Häufig gestellte Fragen (KI-generiert)
Warum sind Entdeckungen in der Nähe bestehender Infrastruktur für Investoren wichtig? Da Straßen, Schächte, Aufbereitungsanlagen, Genehmigungen und Versorgungseinrichtungen bereits vorhanden sind, können Entdeckungen in der Nähe bestehender Mineninfrastruktur schneller und kostengünstiger in Produktion gehen als Greenfield-Projekte.
Wie unterscheidet sich der Galena-Komplex von typischen Explorationsprojekten? Galena ist eine produzierende Brownfield-Mine mit etablierter Infrastruktur, die es Americas Gold & Silver ermöglicht, Entdeckungen in potenzielle Abbaustätten umzuwandeln, ohne einen völlig neuen Betrieb von Grund auf aufbauen zu müssen.
Wie verbessert die Kapazitätserweiterung die Wirtschaftlichkeit des Galena-Projekts?
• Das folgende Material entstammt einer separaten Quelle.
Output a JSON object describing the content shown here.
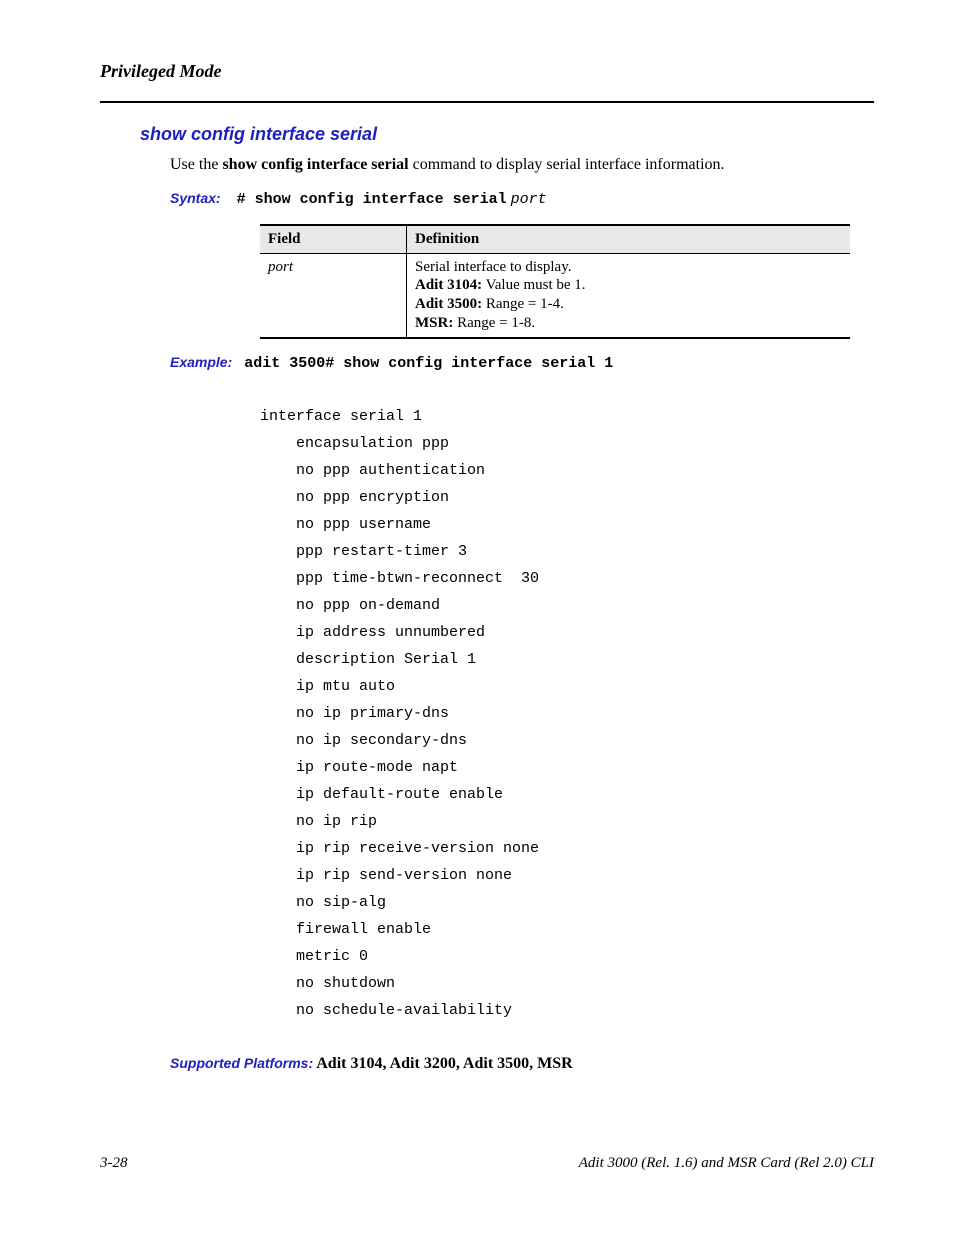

Höhere Förder- und Aufbereitungskapazitäten ermöglichen es dem Unternehmen, mehr Erz zu verarbeiten und gleichzeitig die Fixkosten auf eine größere Produktionsmenge zu verteilen, was potenziell die Betriebsgewinne und den Cashflow verbessert.
Warum ist die Entdeckungsrate des Unternehmens wichtig? Americas Gold & Silver hat innerhalb von 12 Monaten vier bedeutende Entdeckungen in Galena bekannt gegeben, was darauf hindeutet, dass das Mineralisierungssystem ein langfristiges Ressourcenwachstum und eine zukünftige Verlängerung der Minenlebensdauer unterstützen könnte.
Wie wirkt sich der Langfront-Stoßbau auf die Betriebskosten aus? Der Übergang zum Langfront-Stoßbau wird voraussichtlich die Abbaukosten pro Tonne um 40 % bis 50 % senken, was die Effizienz steigert und im Laufe der Zeit eine kostengünstigere Produktion ermöglicht.